The book draws the reader in from the very first chapter as the well-known story of Daphne unfolds. The characters and plots of the myths recounted here are compelling in unexpected ways, bringing a fresh perspective and challenging readers to question the ways in which the myths have been presented in the past and through the centuries.

MacLaughlin began writing the book in late February 2018 when she had “been dipping into The Metamorphoses” as she did “from time to time” and decided to rewrite the Callisto myth as a writing exercise. The resulting book, which took MacLaughlin three months to write, is impressive and a must read for fans of retellings of the myths.

For those unfamiliar with The Metamorphoses, the Latin narrative poem is considered the Roman poet Ovid’s greatest work. With 11,995 lines, 15 books, and over 250 myths, the poem recounts the history of the world from its creation to the deification of Julius Caesar. While it does meet the standard for epic poetry, The Metamorphoses utilizes such a variety of themes and tones that make it difficult to classify in one simple genre.

One of the most influential works of literature, The Metamorphoses inspired, among others, Dante Alighieri, Giovanni Boccaccio, Geoffrey Chaucer, and William Shakespeare. Several of the passages also inspired artists in various media including painting, sculpture and music. The first English translation was by William Caxton in 1480.

Ovid himself was drawing on a Hellenistic tradition of writing a collection of metamorphosis myths based on pre-existing metamorphosis poetry.
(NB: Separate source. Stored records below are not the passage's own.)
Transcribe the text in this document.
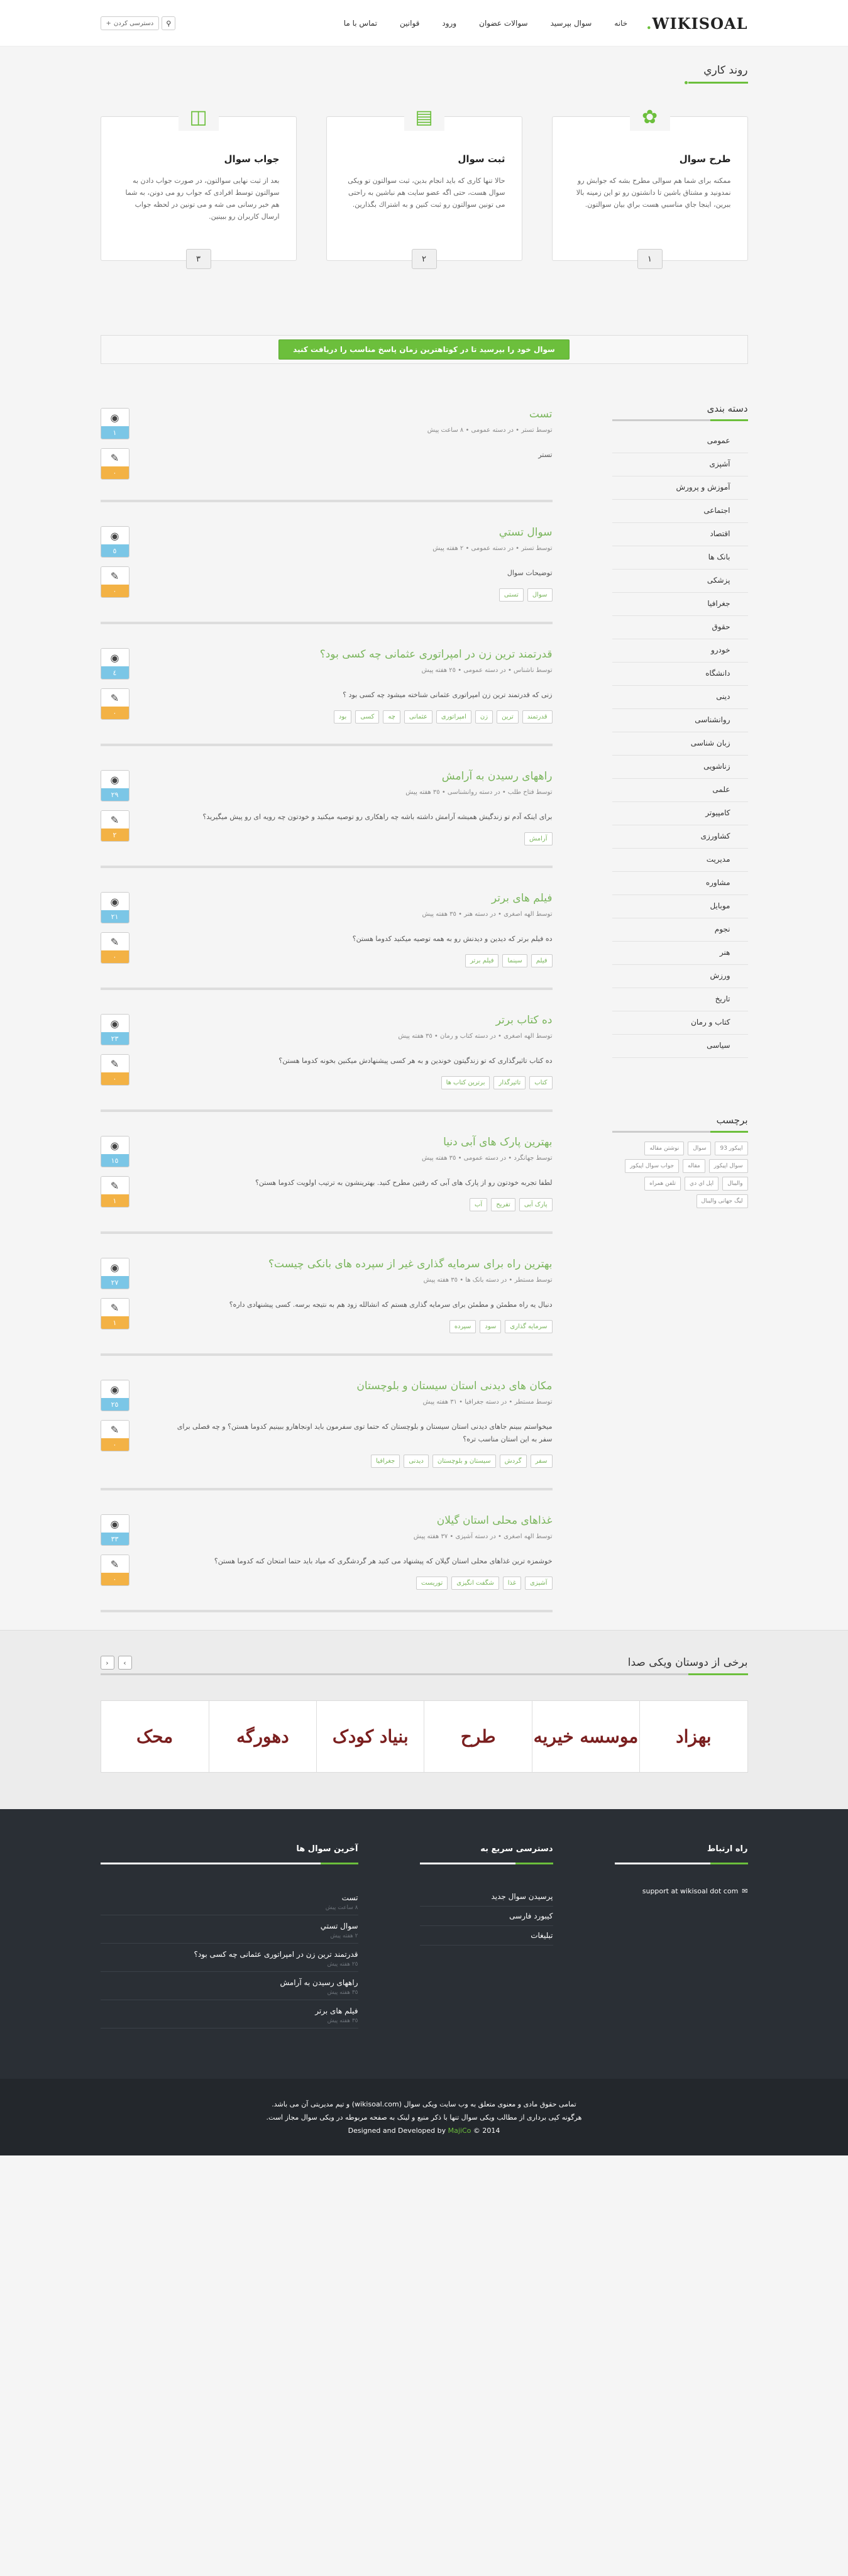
WIKISOAL.
خانه
سوال بپرسيد
سوالات عضوان
ورود
قوانين
تماس با ما
⚲
دسترسی کردن
+
روند كاري
✿
طرح سوال

ممكنه براى شما هم سوالى مطرح بشه كه جوابش رو نمدونيد و مشتاق باشين تا دانشتون رو تو اين زمينه بالا ببرين، اينجا جاي مناسبي هست براي بيان سوالتون.

١
▤
ثبت سوال

حالا تنها كارى كه بايد انجام بدين، ثبت سوالتون تو ويكى سوال هست، حتى اگه عضو سايت هم نباشين به راحتى مى تونين سوالتون رو ثبت كنين و به اشتراك بگذارين.

٢
◫
جواب سوال

بعد از ثبت نهايى سوالتون، در صورت جواب دادن به سوالتون توسط افرادى كه جواب رو مى دونن، به شما هم خبر رسانى مى شه و مى تونين در لحظه جواب ارسال كاربران رو ببينين.

٣
سوال خود را بپرسید تا در كوتاهترين زمان پاسخ مناسب را دريافت كنيد
دسته بندى
عمومى
آشپزى
آموزش و پرورش
اجتماعى
اقتصاد
بانک ها
پزشكى
جغرافيا
حقوق
خودرو
دانشگاه
دينى
روانشناسی
زبان شناسى
زناشويى
علمى
كامپيوتر
كشاورزى
مديريت
مشاوره
موبايل
نجوم
هنر
ورزش
تاريخ
كتاب و رمان
سياسى
برچسب
اپيكور 93
سوال
نوشتن مقاله
سوال اپيكور
مقاله
جواب سوال اپيكور
واليبال
اپل اي دي
تلفن همراه
ليگ جهانى واليبال
تست
توسط تستر • در دسته عمومى • ٨ ساعت پیش
تستر
◉
١
✎
٠
سوال تستي
توسط تستر • در دسته عمومى • ٢ هفته پیش
توضيحات سوال
سوال
تستى
◉
٥
✎
٠
قدرتمند ترين زن در امپراتورى عثمانى چه كسى بود؟
توسط ناشناس • در دسته عمومى • ٢٥ هفته پیش
زنى كه قدرتمند ترين زن امپراتورى عثمانى شناخته ميشود چه كسى بود ؟
قدرتمند
ترين
زن
امپراتورى
عثمانى
چه
كسى
بود
◉
٤
✎
٠
راههاى رسيدن به آرامش
توسط فتاح طلب • در دسته روانشناسی • ٣٥ هفته پیش
براى اينكه آدم تو زندگيش هميشه آرامش داشته باشه چه راهكارى رو توصيه ميكنيد و خودتون چه رويه اى رو پيش ميگيريد؟
آرامش
◉
٢٩
✎
٢
فيلم هاى برتر
توسط الهه اصغرى • در دسته هنر • ٣٥ هفته پیش
ده فيلم برتر كه ديدين و ديدنش رو به همه توصيه ميكنيد كدوما هستن؟
فيلم
سينما
فيلم برتر
◉
٢١
✎
٠
ده كتاب برتر
توسط الهه اصغرى • در دسته كتاب و رمان • ٣٥ هفته پیش
ده كتاب تاثيرگذارى كه تو زندگيتون خوندين و به هر كسى پيشنهادش ميكنين بخونه كدوما هستن؟
كتاب
تاثيرگذار
برترين كتاب ها
◉
٢٣
✎
٠
بهترين پارک هاى آبى دنيا
توسط جهانگرد • در دسته عمومى • ٣٥ هفته پیش
لطفا تجربه خودتون رو از پارک هاى آبى كه رفتين مطرح كنيد. بهترينشون به ترتيب اولويت كدوما هستن؟
پارک آبى
تفريح
آب
◉
١٥
✎
١
بهترين راه براى سرمايه گذارى غير از سپرده هاى بانكى چيست؟
توسط مستطر • در دسته بانک ها • ٣٥ هفته پیش
دنبال يه راه مطمئن و مطمئن براى سرمايه گذارى هستم كه انشالله زود هم به نتيجه برسه. كسى پيشنهادى داره؟
سرمايه گذارى
سود
سپرده
◉
٢٧
✎
١
مكان هاى ديدنى استان سيستان و بلوچستان
توسط مستطر • در دسته جغرافيا • ٣١ هفته پیش
ميخواستم ببينم جاهاى ديدنى استان سيستان و بلوچستان كه حتما توى سفرمون بايد اونجاهارو ببينيم كدوما هستن؟ و چه فصلى براى سفر به اين استان مناسب تره؟
سفر
گردش
سيستان و بلوچستان
ديدنى
جغرافيا
◉
٢٥
✎
٠
غذاهاى محلى استان گيلان
توسط الهه اصغرى • در دسته آشپزى • ٣٧ هفته پیش
خوشمزه ترين غذاهاى محلى استان گيلان كه پيشنهاد مى كنيد هر گردشگرى كه مياد بايد حتما امتحان كنه كدوما هستن؟
آشپزى
غذا
شگفت انگيزى
توريست
◉
٣٣
✎
٠
برخى از دوستان ويكى صدا
›
‹
بهزاد
موسسه خيريه
طرح
بنياد كودک
دهورگه
محک
راه ارتباط
✉
support at wikisoal dot com
دسترسی سريع به
پرسيدن سوال جديد
كيبورد فارسى
تبليغات
آخرين سوال ها
تست
٨ ساعت پیش
سوال تستي
٢ هفته پیش
قدرتمند ترين زن در امپراتورى عثمانى چه كسى بود؟
٢٥ هفته پیش
راههاى رسيدن به آرامش
٣٥ هفته پیش
فيلم هاى برتر
٣٥ هفته پیش
تمامى حقوق مادى و معنوى متعلق به وب سايت ويكى سوال (wikisoal.com) و تيم مديريتى آن مى باشد.
هرگونه كپى بردارى از مطالب ويكى سوال تنها با ذكر منبع و لينک به صفحه مربوطه در ويكى سوال مجاز است.
Designed and Developed by MajiCo © 2014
As American academic Karl Galinsky noted in his 1975 book, Ovid’s Metamorphoses: An Introduction to the Basic Aspects, “Ovid’s relation to the Hellenistic poets was similar to the attitude of the Hellenistic poets themselves to their predecessors: he demonstrated that he had read their versions… but that he could still treat the myths in his own way.”

In Wake, Siren, MacLaughlin continues that tradition of treating the myths in her own way, and has created an entertaining and thought-provoking work.

Wake, Siren: Ovid Resung by Nina MacLaughlin is available online and in bookstores.